Women writing history: A celebration of firsts for Women’s History Month

Women writing history: A celebration of firsts for Women’s History Month

April 5, 2022

 

April 5, 2022

 

Women writing history: A celebration of firsts for Women’s History Month

WRITTEN BY

Zoe McNeill
Content executive

Zoe started their career in primary, SEN education. That was after studying English and Creative Writing at UWTSD, where they first became interested in accessibility and inclusivity to extend the reach of content.

International Women’s Day is celebrated on only one day each year. Here at Collective Content, we recognise that trying to encapsulate an entire gender’s accomplishments, even just in one field, in 24 hours won’t happen. That’s why we launched our ‘Women Who Reshaped Copywriting’ series on Twitter, and ran it throughout Women’s History Month. You can view it by scrolling through our Twitter feed here. It turned out one month wasn’t enough! There are countless underappreciated women hidden in history’s pages.

So we also decided to shine a spotlight and celebrate other female writing pioneers who have left their fingerprints not just in copywriting, but in writing history. If we have overlooked someone you want to celebrate, please drop us a line on our socials: LinkedIn, Facebook or Twitter.

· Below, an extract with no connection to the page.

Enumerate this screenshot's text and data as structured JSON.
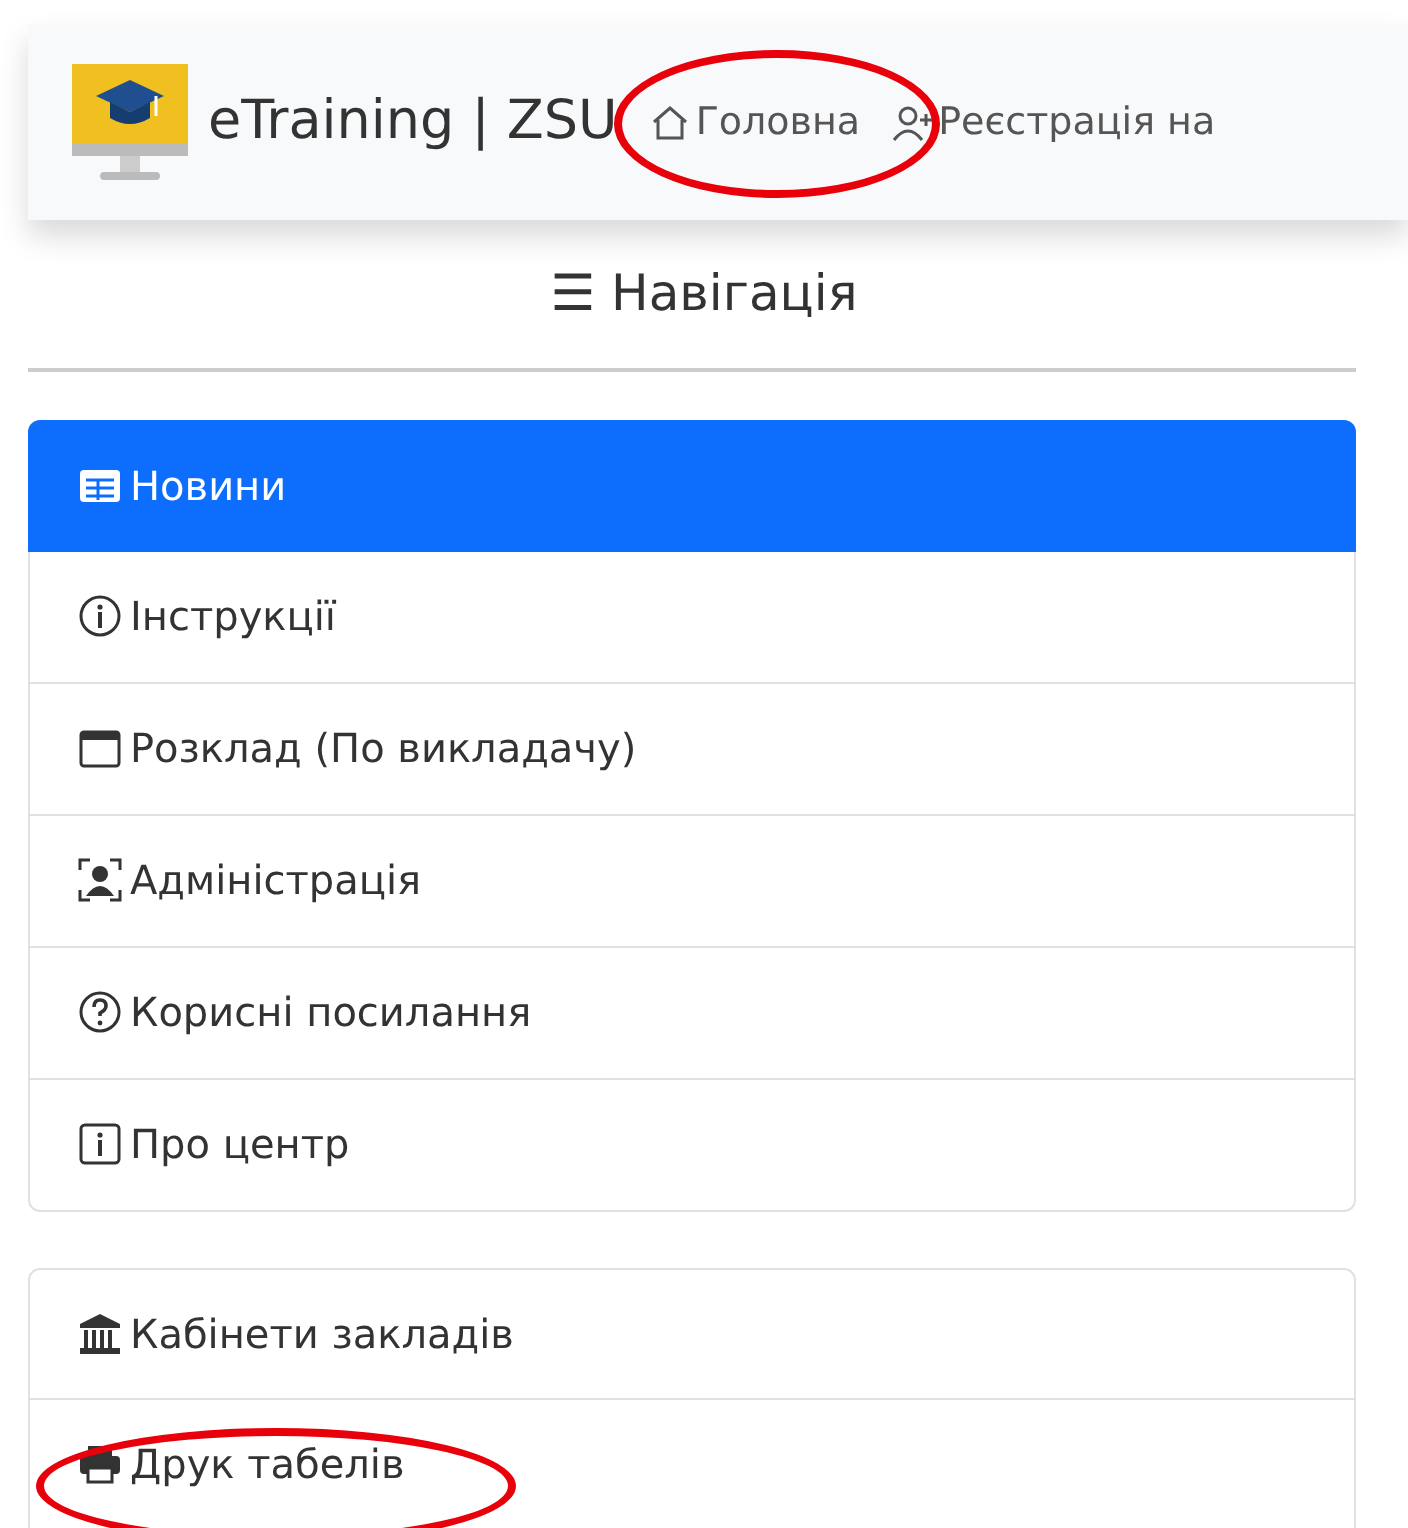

Enheduanna – First accredited author – 23rd century BCE

We’re keen advocates for treating copywriting as storytelling, so it would be remiss of us not to include the first-ever recorded female author on a list of historical greats. From the city of Ur over 4,200 years ago, Enheduanna was the high priestess of Nanna and wrote several hymns revering deities of the Sumerian pantheon. With several more recovered works attributed to her, she is celebrated as the first named author in world history.

Murasaki Shikibu – First female novelist – 10th century AD 

While narrowly missing on the title for the first printed novel, Murasaki takes the title of the first female novelist with her three-part, 54-chapter novel The Tale of Genji. The novel is now considered a classic in Japanese literature, weaving a monogatari format with realism, a departure from the fantasy and folklore elements of previous, similar works.

Anne-Marguerite Petit du Noyer – First recorded female journalist – 1663-1719

Women were involved early in publication and printing in France. With both Charlotte Guillard and Yolande Bonhomme heralded as notable printers in Paris, Noyer also famously covered the Peace of Utrecht. Her reports on the negotiations were read all over Europe and were popularised by Noyer’s willingness to report on scandal and gossip, something often neglected by her contemporaries and which ignited the interest of her readers.

Mathilde C Weil – First American ‘Ad Woman’ and first female founder of an ad agency – late 19th century

A US-German immigrant, a woman and a recent widow, Weil certainly had the odds stacked against her. Nonetheless, in 1880, she established the first-ever female-founded ad agency in New York. Along with two female partners, Mary Compton and Meta Volkman, that the trio managed to create and run such a business four decades before women were even allowed to vote is little short of extraordinary.  

Erma Perham Proetz – First Woman to be added to the Advertising Hall of Fame 1891–1944

There is no small amount of contest and debate over who the first female copywriter was. Some scholars say the first would be from the time of Sappho and her contemporaries, as merchants hired minstrels, singers and travellers to speak of and advertise their businesses. Others argue that the first female copywriter would be sourced to the 20th century, when women started taking the literary world by storm.

We can’t weigh in on that debate, but we can celebrate Proetz as the first woman to be added to the Advertising Hall of Fame. Her ‘instrumental’ work for PET milk, an evaporated milk producer, did not rest simply in print, and soon was delivered over the airwaves. Speaking under the pseudonym ‘Mary Lee Taylor’, Proetz shared recipes developed in the test kitchen she established and offered listeners free booklets that are still sought today. The campaign was so successful it continued for over a decade after Proetz’s death.

Helen Lansdowne Resor – First woman to plan a national advertising campaign – 1886–1964 

Starting her career as a copywriter with J. Walter Thompson Company, Resor was the first woman to successfully write, and plan, a national advertising campaign. She went on to become the vice president of the company and was heavily involved in mentoring young women. She created a women’s-only editorial department and encouraged them to speak their minds. Resor actively acted as a conduit for other women to enter the heavily male-dominated field of advertising. A supporter of the suffrage movement and female charities – as well as the creator of the ‘Women must work to win the war’ campaign, which saw 3 million women join the workforce – Resor was a titan of female empowerment in advertising.

Of course, each of these women was simply the first in her accomplishments. The field of copywriting has grown massively over the last century and continues to do so daily.

“The day we don’t need a day will be a very good day” – a wonderful thought shared in our virtual office on International Woman’s Day. Until then, let’s celebrate and appreciate the groundbreaking steps made by the women above, and support the women around us taking their own.